Mycobacterium tuberculosis – the bacteria that causes tuberculosis (TB) – is the most devastating infectious agent of mortality worldwide: it is carried by one third of all humans and kills nearly two million people annually. In BC and throughout Canada, First Nations and Inuit communities are at an especially high risk, and more than 300 new or relapsed TB cases are reported each year. With the emergence of a strain that is virtually untreatable with current medicines, novel therapeutics are urgently required to target persistent bacilli and to contribute to more effective treatments of TB. This Team brings together individuals from different disciplines who are seeking to establish a foundation to develop strategies to control TB, focusing their studies on the bacterium’s inherent resistance to antibiotics, and its ability to persist in host cells.

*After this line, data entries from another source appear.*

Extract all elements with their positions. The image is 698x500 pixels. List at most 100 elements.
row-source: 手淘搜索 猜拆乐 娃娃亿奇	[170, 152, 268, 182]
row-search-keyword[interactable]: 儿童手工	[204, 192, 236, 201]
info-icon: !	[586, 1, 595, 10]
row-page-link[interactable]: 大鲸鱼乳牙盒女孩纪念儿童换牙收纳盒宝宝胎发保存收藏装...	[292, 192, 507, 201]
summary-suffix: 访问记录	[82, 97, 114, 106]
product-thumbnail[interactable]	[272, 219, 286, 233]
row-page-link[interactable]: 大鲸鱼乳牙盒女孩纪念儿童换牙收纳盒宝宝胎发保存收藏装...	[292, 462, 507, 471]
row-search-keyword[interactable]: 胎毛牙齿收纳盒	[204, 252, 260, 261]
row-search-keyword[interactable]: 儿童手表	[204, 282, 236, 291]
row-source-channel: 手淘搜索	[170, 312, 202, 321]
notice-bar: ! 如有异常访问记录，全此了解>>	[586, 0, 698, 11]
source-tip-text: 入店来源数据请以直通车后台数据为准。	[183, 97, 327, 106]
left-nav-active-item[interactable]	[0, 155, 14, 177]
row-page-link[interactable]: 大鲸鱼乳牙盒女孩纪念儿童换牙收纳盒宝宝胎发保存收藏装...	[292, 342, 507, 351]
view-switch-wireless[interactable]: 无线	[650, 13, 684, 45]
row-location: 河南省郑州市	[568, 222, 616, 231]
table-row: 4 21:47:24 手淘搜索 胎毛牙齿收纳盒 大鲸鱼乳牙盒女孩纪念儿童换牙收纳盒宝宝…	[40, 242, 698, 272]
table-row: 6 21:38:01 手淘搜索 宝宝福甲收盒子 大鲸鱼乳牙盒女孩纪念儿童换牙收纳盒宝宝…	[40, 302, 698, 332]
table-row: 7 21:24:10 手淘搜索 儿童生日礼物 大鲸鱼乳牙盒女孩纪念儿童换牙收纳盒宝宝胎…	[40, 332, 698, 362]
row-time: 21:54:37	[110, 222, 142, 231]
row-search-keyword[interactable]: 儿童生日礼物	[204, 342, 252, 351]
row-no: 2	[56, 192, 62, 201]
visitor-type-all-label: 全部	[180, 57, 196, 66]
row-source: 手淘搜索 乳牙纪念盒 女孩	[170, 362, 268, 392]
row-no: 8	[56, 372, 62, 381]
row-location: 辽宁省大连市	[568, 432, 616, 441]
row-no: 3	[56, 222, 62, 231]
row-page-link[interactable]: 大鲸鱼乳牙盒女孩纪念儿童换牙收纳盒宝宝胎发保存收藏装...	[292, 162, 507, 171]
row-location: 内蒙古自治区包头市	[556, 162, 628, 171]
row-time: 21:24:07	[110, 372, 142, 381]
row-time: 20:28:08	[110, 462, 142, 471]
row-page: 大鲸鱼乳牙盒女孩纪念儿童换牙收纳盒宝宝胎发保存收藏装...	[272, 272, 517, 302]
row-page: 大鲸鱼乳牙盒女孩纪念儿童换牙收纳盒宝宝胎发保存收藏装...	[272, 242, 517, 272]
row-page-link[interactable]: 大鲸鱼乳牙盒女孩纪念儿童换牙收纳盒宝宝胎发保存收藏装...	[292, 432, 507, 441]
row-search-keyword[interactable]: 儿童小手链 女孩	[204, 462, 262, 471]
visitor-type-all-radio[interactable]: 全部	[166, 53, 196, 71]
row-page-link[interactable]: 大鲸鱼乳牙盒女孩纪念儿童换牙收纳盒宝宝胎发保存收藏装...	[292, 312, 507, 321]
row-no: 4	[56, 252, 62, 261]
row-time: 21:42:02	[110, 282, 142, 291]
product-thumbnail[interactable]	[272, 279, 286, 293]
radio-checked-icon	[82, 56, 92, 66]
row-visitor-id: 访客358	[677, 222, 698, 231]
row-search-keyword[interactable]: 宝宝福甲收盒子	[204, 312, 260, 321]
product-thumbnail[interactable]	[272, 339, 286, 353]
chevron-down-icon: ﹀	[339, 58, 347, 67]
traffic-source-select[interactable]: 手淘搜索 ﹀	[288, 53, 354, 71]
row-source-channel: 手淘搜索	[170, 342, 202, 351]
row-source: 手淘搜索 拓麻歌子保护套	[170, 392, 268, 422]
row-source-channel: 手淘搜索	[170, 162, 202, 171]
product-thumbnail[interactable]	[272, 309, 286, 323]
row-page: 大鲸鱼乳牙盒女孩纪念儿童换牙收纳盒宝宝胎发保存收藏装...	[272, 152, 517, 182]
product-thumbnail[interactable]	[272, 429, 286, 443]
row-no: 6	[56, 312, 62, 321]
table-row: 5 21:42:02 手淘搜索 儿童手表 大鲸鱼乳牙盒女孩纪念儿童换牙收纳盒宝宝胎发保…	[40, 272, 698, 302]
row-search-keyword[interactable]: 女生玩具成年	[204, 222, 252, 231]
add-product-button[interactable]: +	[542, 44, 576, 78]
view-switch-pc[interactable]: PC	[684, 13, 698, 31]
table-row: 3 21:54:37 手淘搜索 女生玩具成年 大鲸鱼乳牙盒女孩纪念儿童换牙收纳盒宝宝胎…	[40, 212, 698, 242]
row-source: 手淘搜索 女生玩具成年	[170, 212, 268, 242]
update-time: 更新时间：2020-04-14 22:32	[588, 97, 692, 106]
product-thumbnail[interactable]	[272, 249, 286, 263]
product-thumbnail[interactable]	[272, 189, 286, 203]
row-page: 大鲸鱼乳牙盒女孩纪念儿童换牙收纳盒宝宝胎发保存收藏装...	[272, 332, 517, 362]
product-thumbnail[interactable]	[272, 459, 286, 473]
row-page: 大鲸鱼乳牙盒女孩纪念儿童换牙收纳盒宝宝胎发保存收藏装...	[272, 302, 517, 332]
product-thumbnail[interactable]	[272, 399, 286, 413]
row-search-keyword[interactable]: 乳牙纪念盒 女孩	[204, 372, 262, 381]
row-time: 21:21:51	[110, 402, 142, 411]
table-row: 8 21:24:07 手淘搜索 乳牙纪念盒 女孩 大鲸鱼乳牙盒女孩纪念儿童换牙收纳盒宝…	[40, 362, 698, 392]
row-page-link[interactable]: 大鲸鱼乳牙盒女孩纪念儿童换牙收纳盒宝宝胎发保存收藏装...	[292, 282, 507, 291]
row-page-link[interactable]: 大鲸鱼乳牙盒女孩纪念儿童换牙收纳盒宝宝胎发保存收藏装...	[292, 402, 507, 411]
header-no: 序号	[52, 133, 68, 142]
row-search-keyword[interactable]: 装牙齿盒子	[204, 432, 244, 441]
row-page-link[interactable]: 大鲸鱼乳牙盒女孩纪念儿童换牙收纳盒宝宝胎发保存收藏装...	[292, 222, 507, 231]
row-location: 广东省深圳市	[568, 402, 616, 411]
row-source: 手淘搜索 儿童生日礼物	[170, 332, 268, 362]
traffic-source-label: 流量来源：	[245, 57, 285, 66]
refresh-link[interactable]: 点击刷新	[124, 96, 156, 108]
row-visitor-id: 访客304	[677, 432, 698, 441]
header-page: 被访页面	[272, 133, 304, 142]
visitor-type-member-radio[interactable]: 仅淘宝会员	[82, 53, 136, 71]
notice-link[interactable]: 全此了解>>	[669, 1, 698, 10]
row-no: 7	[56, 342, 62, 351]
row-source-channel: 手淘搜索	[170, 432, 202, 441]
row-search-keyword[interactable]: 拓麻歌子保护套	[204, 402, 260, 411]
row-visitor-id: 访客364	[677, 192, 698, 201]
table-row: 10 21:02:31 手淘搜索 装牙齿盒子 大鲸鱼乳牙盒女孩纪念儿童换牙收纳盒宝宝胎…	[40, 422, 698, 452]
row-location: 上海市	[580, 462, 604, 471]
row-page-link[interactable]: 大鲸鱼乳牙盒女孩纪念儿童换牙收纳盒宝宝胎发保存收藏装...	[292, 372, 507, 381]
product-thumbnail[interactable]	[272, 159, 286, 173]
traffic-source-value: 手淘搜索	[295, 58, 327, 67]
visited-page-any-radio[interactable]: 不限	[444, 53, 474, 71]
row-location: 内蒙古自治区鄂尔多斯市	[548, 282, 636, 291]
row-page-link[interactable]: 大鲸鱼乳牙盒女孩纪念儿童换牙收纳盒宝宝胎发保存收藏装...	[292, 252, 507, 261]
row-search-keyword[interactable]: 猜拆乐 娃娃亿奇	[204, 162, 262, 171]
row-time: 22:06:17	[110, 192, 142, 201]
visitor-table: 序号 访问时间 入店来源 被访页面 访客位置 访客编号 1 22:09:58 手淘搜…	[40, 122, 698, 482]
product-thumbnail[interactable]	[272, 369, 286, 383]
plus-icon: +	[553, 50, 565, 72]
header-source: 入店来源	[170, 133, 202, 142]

Spinal Cord Injury Proteomics

Each year, approximately 1,500 Canadians sustain an acute traumatic spinal cord injury (SCI). Disability from an SCI results both from the initial trauma, and secondary cell damage that occurs due to pathophysiological processes after the initial SCI event. Current research suggests that neuroprotective drugs need to be administered early after injury to head off secondary cell damage, yet current diagnostics aren’t able to determine and classify the exact severity of the spinal injury within this timeframe. This makes it difficult to predict how much spontaneous recovery can be expected and which treatment strategies will improve functional recovery. Using proteomics technologies, this team is working to identify and validate biomarkers to monitor the severity of spinal cord injuries (SCI), and allow the “real time” ongoing evaluation of candidate drugs in human clinical trials.

Vaccine Evaluation Centre

The Vaccine Evaluation Centre (VEC) was originally established in 1989 at BC Children’s Hospital. Now, the Unit is expanding and evolving to better meet provincial and national needs for applied vaccinology research, with emphasis on expanded local and national collaboration and leadership, greater use of advanced technology, active translation of new products into optimal immunization practice, and excellent training in vaccinology.